The wrong characters are translated to 0xFFFD and later if such
character does not exist in final CP to '?' ASCII character.
* declaration of the following UTF-8 C functions have been changed to
operate on HB_WCHAR32 instead of HB_WCHAR:
int hb_cdpUTF8CharSize( HB_WCHAR32 wc );
HB_WCHAR32 hb_cdpUTF8StringPeek( const char * pSrc, HB_SIZE nLen,
HB_SIZE nPos );
* the following C functions have been changed to internally operate on
HB_WCHAR32 instead of HB_WCHAR:
hb_cdpUTF8StringLength()
hb_cdpUTF8StringAt()
hb_cdpUTF8StringSubstr()
* the following C functions have been changed to use new hb_cdpUTF8GetU*()

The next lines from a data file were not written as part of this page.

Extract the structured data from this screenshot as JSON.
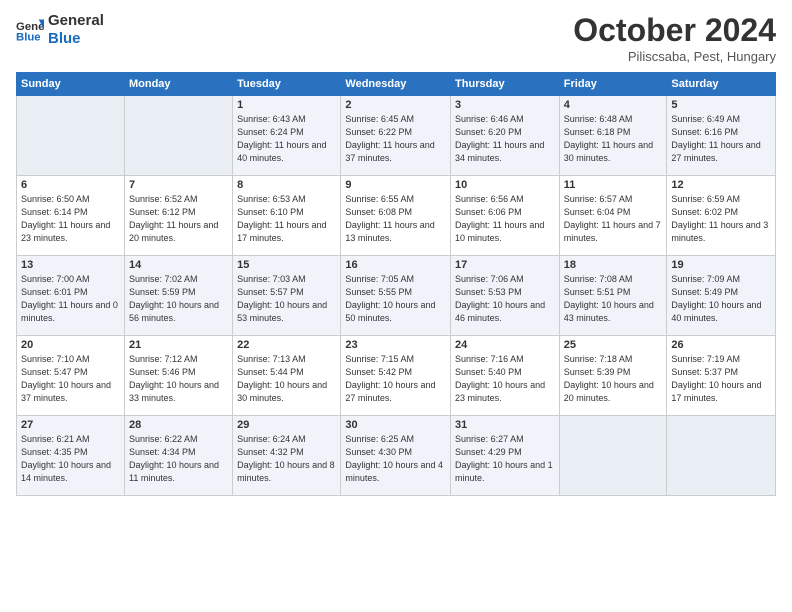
{
  "header": {
    "logo_line1": "General",
    "logo_line2": "Blue",
    "month": "October 2024",
    "location": "Piliscsaba, Pest, Hungary"
  },
  "weekdays": [
    "Sunday",
    "Monday",
    "Tuesday",
    "Wednesday",
    "Thursday",
    "Friday",
    "Saturday"
  ],
  "weeks": [
    [
      {
        "day": "",
        "info": ""
      },
      {
        "day": "",
        "info": ""
      },
      {
        "day": "1",
        "info": "Sunrise: 6:43 AM\nSunset: 6:24 PM\nDaylight: 11 hours and 40 minutes."
      },
      {
        "day": "2",
        "info": "Sunrise: 6:45 AM\nSunset: 6:22 PM\nDaylight: 11 hours and 37 minutes."
      },
      {
        "day": "3",
        "info": "Sunrise: 6:46 AM\nSunset: 6:20 PM\nDaylight: 11 hours and 34 minutes."
      },
      {
        "day": "4",
        "info": "Sunrise: 6:48 AM\nSunset: 6:18 PM\nDaylight: 11 hours and 30 minutes."
      },
      {
        "day": "5",
        "info": "Sunrise: 6:49 AM\nSunset: 6:16 PM\nDaylight: 11 hours and 27 minutes."
      }
    ],
    [
      {
        "day": "6",
        "info": "Sunrise: 6:50 AM\nSunset: 6:14 PM\nDaylight: 11 hours and 23 minutes."
      },
      {
        "day": "7",
        "info": "Sunrise: 6:52 AM\nSunset: 6:12 PM\nDaylight: 11 hours and 20 minutes."
      },
      {
        "day": "8",
        "info": "Sunrise: 6:53 AM\nSunset: 6:10 PM\nDaylight: 11 hours and 17 minutes."
      },
      {
        "day": "9",
        "info": "Sunrise: 6:55 AM\nSunset: 6:08 PM\nDaylight: 11 hours and 13 minutes."
      },
      {
        "day": "10",
        "info": "Sunrise: 6:56 AM\nSunset: 6:06 PM\nDaylight: 11 hours and 10 minutes."
      },
      {
        "day": "11",
        "info": "Sunrise: 6:57 AM\nSunset: 6:04 PM\nDaylight: 11 hours and 7 minutes."
      },
      {
        "day": "12",
        "info": "Sunrise: 6:59 AM\nSunset: 6:02 PM\nDaylight: 11 hours and 3 minutes."
      }
    ],
    [
      {
        "day": "13",
        "info": "Sunrise: 7:00 AM\nSunset: 6:01 PM\nDaylight: 11 hours and 0 minutes."
      },
      {
        "day": "14",
        "info": "Sunrise: 7:02 AM\nSunset: 5:59 PM\nDaylight: 10 hours and 56 minutes."
      },
      {
        "day": "15",
        "info": "Sunrise: 7:03 AM\nSunset: 5:57 PM\nDaylight: 10 hours and 53 minutes."
      },
      {
        "day": "16",
        "info": "Sunrise: 7:05 AM\nSunset: 5:55 PM\nDaylight: 10 hours and 50 minutes."
      },
      {
        "day": "17",
        "info": "Sunrise: 7:06 AM\nSunset: 5:53 PM\nDaylight: 10 hours and 46 minutes."
      },
      {
        "day": "18",
        "info": "Sunrise: 7:08 AM\nSunset: 5:51 PM\nDaylight: 10 hours and 43 minutes."
      },
      {
        "day": "19",
        "info": "Sunrise: 7:09 AM\nSunset: 5:49 PM\nDaylight: 10 hours and 40 minutes."
      }
    ],
    [
      {
        "day": "20",
        "info": "Sunrise: 7:10 AM\nSunset: 5:47 PM\nDaylight: 10 hours and 37 minutes."
      },
      {
        "day": "21",
        "info": "Sunrise: 7:12 AM\nSunset: 5:46 PM\nDaylight: 10 hours and 33 minutes."
      },
      {
        "day": "22",
        "info": "Sunrise: 7:13 AM\nSunset: 5:44 PM\nDaylight: 10 hours and 30 minutes."
      },
      {
        "day": "23",
        "info": "Sunrise: 7:15 AM\nSunset: 5:42 PM\nDaylight: 10 hours and 27 minutes."
      },
      {
        "day": "24",
        "info": "Sunrise: 7:16 AM\nSunset: 5:40 PM\nDaylight: 10 hours and 23 minutes."
      },
      {
        "day": "25",
        "info": "Sunrise: 7:18 AM\nSunset: 5:39 PM\nDaylight: 10 hours and 20 minutes."
      },
      {
        "day": "26",
        "info": "Sunrise: 7:19 AM\nSunset: 5:37 PM\nDaylight: 10 hours and 17 minutes."
      }
    ],
    [
      {
        "day": "27",
        "info": "Sunrise: 6:21 AM\nSunset: 4:35 PM\nDaylight: 10 hours and 14 minutes."
      },
      {
        "day": "28",
        "info": "Sunrise: 6:22 AM\nSunset: 4:34 PM\nDaylight: 10 hours and 11 minutes."
      },
      {
        "day": "29",
        "info": "Sunrise: 6:24 AM\nSunset: 4:32 PM\nDaylight: 10 hours and 8 minutes."
      },
      {
        "day": "30",
        "info": "Sunrise: 6:25 AM\nSunset: 4:30 PM\nDaylight: 10 hours and 4 minutes."
      },
      {
        "day": "31",
        "info": "Sunrise: 6:27 AM\nSunset: 4:29 PM\nDaylight: 10 hours and 1 minute."
      },
      {
        "day": "",
        "info": ""
      },
      {
        "day": "",
        "info": ""
      }
    ]
  ]
}
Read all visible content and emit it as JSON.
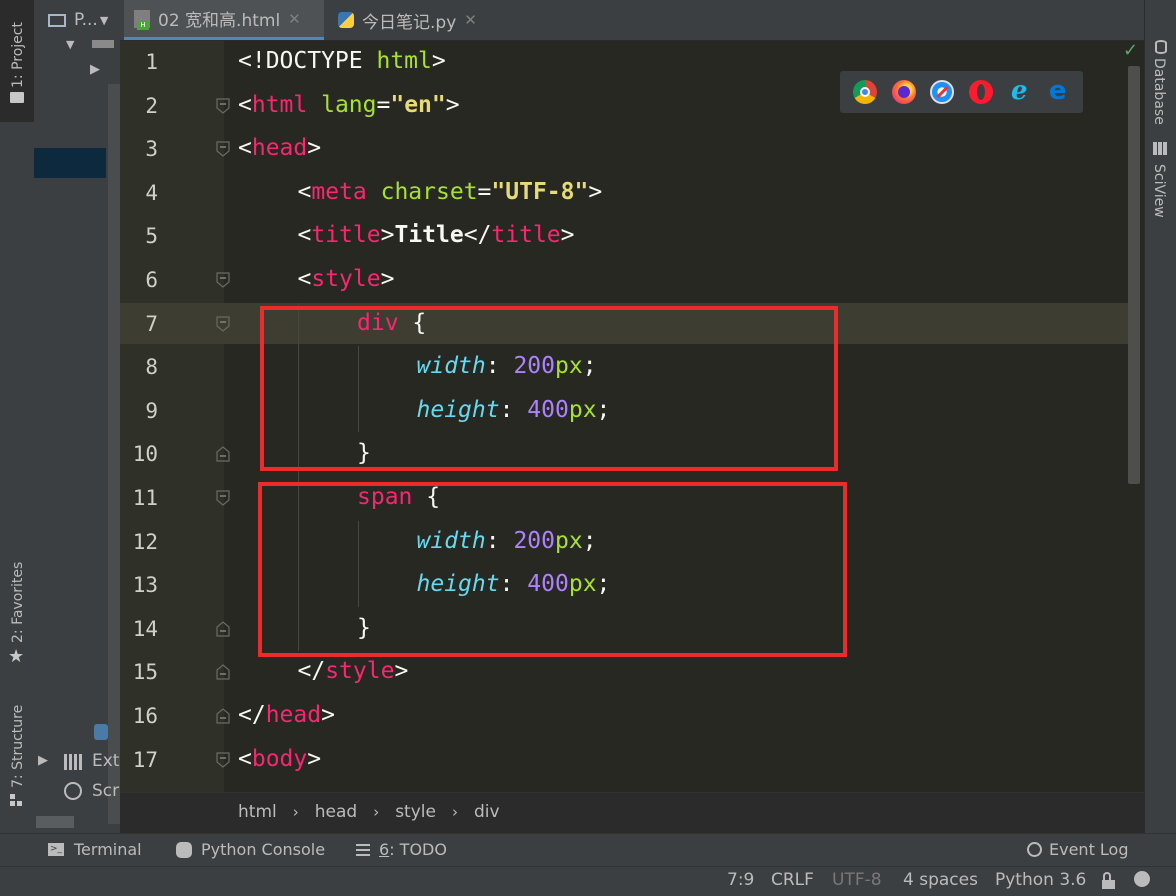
{
  "left_strip": {
    "project": "1: Project",
    "favorites": "2: Favorites",
    "structure": "7: Structure"
  },
  "project_panel": {
    "title": "P...",
    "items": [
      "Ext",
      "Scr"
    ]
  },
  "tabs": [
    {
      "label": "02 宽和高.html",
      "icon": "html-file-icon",
      "active": true
    },
    {
      "label": "今日笔记.py",
      "icon": "python-file-icon",
      "active": false
    }
  ],
  "right_strip": {
    "database": "Database",
    "sciview": "SciView"
  },
  "code_lines": [
    {
      "n": "1"
    },
    {
      "n": "2"
    },
    {
      "n": "3"
    },
    {
      "n": "4"
    },
    {
      "n": "5"
    },
    {
      "n": "6"
    },
    {
      "n": "7"
    },
    {
      "n": "8"
    },
    {
      "n": "9"
    },
    {
      "n": "10"
    },
    {
      "n": "11"
    },
    {
      "n": "12"
    },
    {
      "n": "13"
    },
    {
      "n": "14"
    },
    {
      "n": "15"
    },
    {
      "n": "16"
    },
    {
      "n": "17"
    }
  ],
  "code": {
    "l1": [
      "<!DOCTYPE ",
      "html",
      ">"
    ],
    "l2": [
      "<",
      "html",
      " ",
      "lang",
      "=",
      "\"en\"",
      ">"
    ],
    "l3": [
      "<",
      "head",
      ">"
    ],
    "l4": [
      "<",
      "meta",
      " ",
      "charset",
      "=",
      "\"UTF-8\"",
      ">"
    ],
    "l5": [
      "<",
      "title",
      ">",
      "Title",
      "</",
      "title",
      ">"
    ],
    "l6": [
      "<",
      "style",
      ">"
    ],
    "l7": [
      "div",
      " {"
    ],
    "l8": [
      "width",
      ": ",
      "200",
      "px",
      ";"
    ],
    "l9": [
      "height",
      ": ",
      "400",
      "px",
      ";"
    ],
    "l10": [
      "}"
    ],
    "l11": [
      "span",
      " {"
    ],
    "l12": [
      "width",
      ": ",
      "200",
      "px",
      ";"
    ],
    "l13": [
      "height",
      ": ",
      "400",
      "px",
      ";"
    ],
    "l14": [
      "}"
    ],
    "l15": [
      "</",
      "style",
      ">"
    ],
    "l16": [
      "</",
      "head",
      ">"
    ],
    "l17": [
      "<",
      "body",
      ">"
    ]
  },
  "browsers": [
    "chrome-icon",
    "firefox-icon",
    "safari-icon",
    "opera-icon",
    "ie-icon",
    "edge-icon"
  ],
  "breadcrumb": [
    "html",
    "head",
    "style",
    "div"
  ],
  "tool_windows": {
    "terminal": "Terminal",
    "python_console": "Python Console",
    "todo_num": "6",
    "todo": ": TODO",
    "event_log": "Event Log"
  },
  "status": {
    "position": "7:9",
    "line_sep": "CRLF",
    "encoding": "UTF-8",
    "indent": "4 spaces",
    "interpreter": "Python 3.6"
  },
  "colors": {
    "editor_bg": "#272822",
    "tag": "#f92672",
    "attr": "#a6e22e",
    "string": "#e6db74",
    "property": "#66d9ef",
    "number": "#ae81ff",
    "highlight_box": "#ee2b2b"
  }
}
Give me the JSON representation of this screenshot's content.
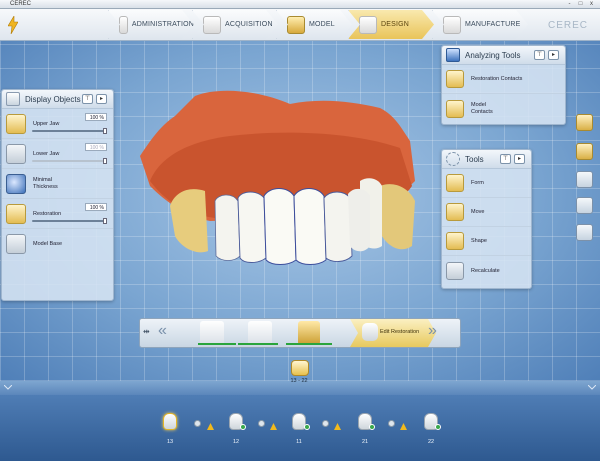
{
  "window": {
    "title": "CEREC",
    "controls": [
      "-",
      "□",
      "x"
    ]
  },
  "nav": {
    "steps": [
      {
        "label": "ADMINISTRATION",
        "icon": "administration-icon"
      },
      {
        "label": "ACQUISITION",
        "icon": "acquisition-icon"
      },
      {
        "label": "MODEL",
        "icon": "model-icon"
      },
      {
        "label": "DESIGN",
        "icon": "design-icon",
        "active": true
      },
      {
        "label": "MANUFACTURE",
        "icon": "manufacture-icon"
      }
    ],
    "brand": "CEREC"
  },
  "display_objects": {
    "title": "Display Objects",
    "items": [
      {
        "label": "Upper Jaw",
        "value": "100 %",
        "has_slider": true
      },
      {
        "label": "Lower Jaw",
        "value": "100 %",
        "has_slider": true,
        "disabled": true
      },
      {
        "label": "Minimal Thickness",
        "value": "",
        "has_slider": false
      },
      {
        "label": "Restoration",
        "value": "100 %",
        "has_slider": true
      },
      {
        "label": "Model Base",
        "value": "",
        "has_slider": false
      }
    ]
  },
  "analyzing_tools": {
    "title": "Analyzing Tools",
    "items": [
      {
        "label": "Restoration Contacts"
      },
      {
        "label": "Model Contacts"
      }
    ]
  },
  "tools": {
    "title": "Tools",
    "items": [
      {
        "label": "Form"
      },
      {
        "label": "Move"
      },
      {
        "label": "Shape"
      },
      {
        "label": "Recalculate"
      }
    ]
  },
  "step_bar": {
    "active_label": "Edit Restoration",
    "pin": "⇹",
    "prev": "«",
    "next": "»"
  },
  "current_selection": {
    "label": "13 - 22"
  },
  "teeth": [
    {
      "label": "13",
      "selected": true
    },
    {
      "label": "12"
    },
    {
      "label": "11"
    },
    {
      "label": "21"
    },
    {
      "label": "22"
    }
  ],
  "colors": {
    "accent": "#e9c45a",
    "workspace": "#7aa5d1",
    "bottom": "#2e5990",
    "ok": "#3aa84b",
    "warning": "#f2b91c"
  }
}
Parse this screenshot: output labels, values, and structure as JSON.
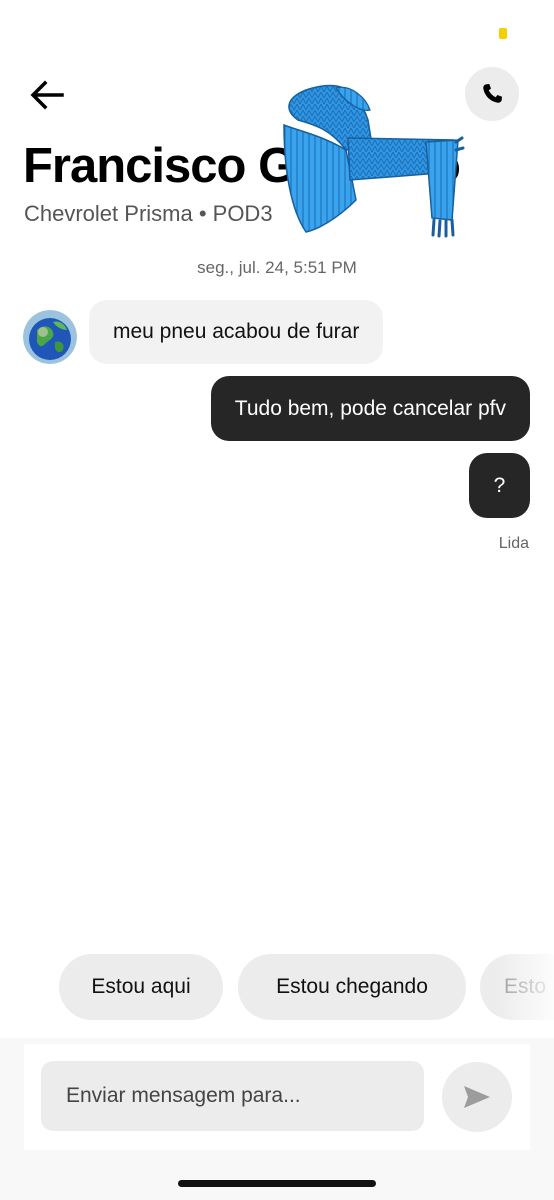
{
  "header": {
    "driver_name": "Francisco G",
    "name_tail": "o",
    "vehicle_info": "Chevrolet Prisma • POD3"
  },
  "icons": {
    "back": "arrow-left-icon",
    "call": "phone-icon",
    "send": "send-icon",
    "avatar": "globe-avatar",
    "sticker": "scarf-sticker"
  },
  "conversation": {
    "timestamp": "seg., jul. 24, 5:51 PM",
    "messages": [
      {
        "direction": "incoming",
        "text": "meu pneu acabou de furar"
      },
      {
        "direction": "outgoing",
        "text": "Tudo bem, pode cancelar pfv"
      },
      {
        "direction": "outgoing",
        "text": "?"
      }
    ],
    "read_receipt": "Lida"
  },
  "quick_replies": [
    "Estou aqui",
    "Estou chegando",
    "Esto"
  ],
  "composer": {
    "placeholder": "Enviar mensagem para..."
  },
  "colors": {
    "status_dot": "#f5d000",
    "outgoing_bubble": "#262626",
    "incoming_bubble": "#f2f2f2",
    "chip": "#ececec",
    "sticker": "#2f96e3"
  }
}
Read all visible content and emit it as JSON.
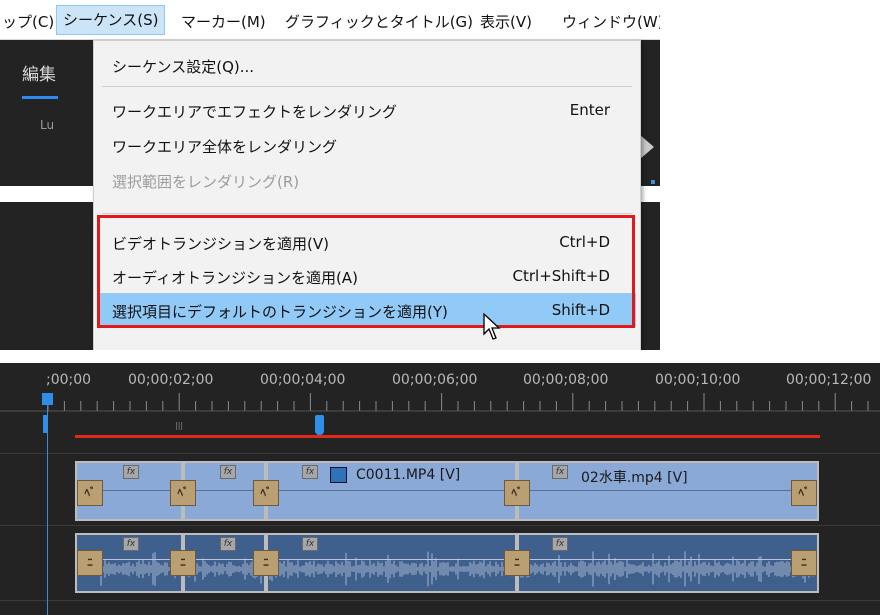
{
  "menubar": {
    "items": [
      "ップ(C)",
      "シーケンス(S)",
      "マーカー(M)",
      "グラフィックとタイトル(G)",
      "表示(V)",
      "ウィンドウ(W)"
    ],
    "active_index": 1
  },
  "background": {
    "tab_label": "編集",
    "lu_label": "Lu"
  },
  "dropdown": {
    "items": [
      {
        "label": "シーケンス設定(Q)...",
        "shortcut": "",
        "disabled": false
      },
      {
        "label": "ワークエリアでエフェクトをレンダリング",
        "shortcut": "Enter",
        "disabled": false
      },
      {
        "label": "ワークエリア全体をレンダリング",
        "shortcut": "",
        "disabled": false
      },
      {
        "label": "選択範囲をレンダリング(R)",
        "shortcut": "",
        "disabled": true
      },
      {
        "label": "ビデオトランジションを適用(V)",
        "shortcut": "Ctrl+D",
        "disabled": false
      },
      {
        "label": "オーディオトランジションを適用(A)",
        "shortcut": "Ctrl+Shift+D",
        "disabled": false
      },
      {
        "label": "選択項目にデフォルトのトランジションを適用(Y)",
        "shortcut": "Shift+D",
        "disabled": false,
        "highlighted": true
      }
    ]
  },
  "timeline": {
    "timecodes": [
      ";00;00",
      "00;00;02;00",
      "00;00;04;00",
      "00;00;06;00",
      "00;00;08;00",
      "00;00;10;00",
      "00;00;12;00"
    ],
    "video_clips": [
      {
        "name": ""
      },
      {
        "name": ""
      },
      {
        "name": "C0011.MP4 [V]"
      },
      {
        "name": "02水車.mp4 [V]"
      }
    ],
    "fx_label": "fx",
    "transition_video_label": "ﾍﾞ",
    "transition_audio_label": "ﾆ",
    "colors": {
      "video_clip": "#8aa9d6",
      "audio_clip": "#3f5f8c",
      "render_bar": "#dd2a1a",
      "playhead": "#2f8fe8",
      "transition": "#b99f72"
    }
  }
}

instead of step by step decoding with hb_cdpUTF8ToU16NextChar()
hb_cdpStrToUTF8Disp()
hb_cdpUTF8AsStrLen()
hb_cdpUTF8ToStr()
hb_cdpStrToU16()
hb_cdpUtf8Char()
* use HB_CDP_ERROR_* macros to mark wrong encoding
* src/rtl/cdpapihb.c
* the following UTF-8 C functions have been changed to operate on
HB_WCHAR32 instead of HB_WCHAR:
hb_utf8Chr()
hb_utf8Asc()
hb_utf8Poke()
hb_utf8Peek()
Other UTF-8 PRG functions have been adopted to HB_WCHAR32 by changes
in corresponding C functions.
* src/codepage/cp_utf8.c
* use new function hb_cdpUTF8GetU16() to decode UTF-8 strings in UTF8EX CP
* src/rtl/arc4.c
+ added new macro HB_NO_SYSCTL which allow to disable sysctl() in Linux
builds for GLIBC < 2.30
best regards
Przemek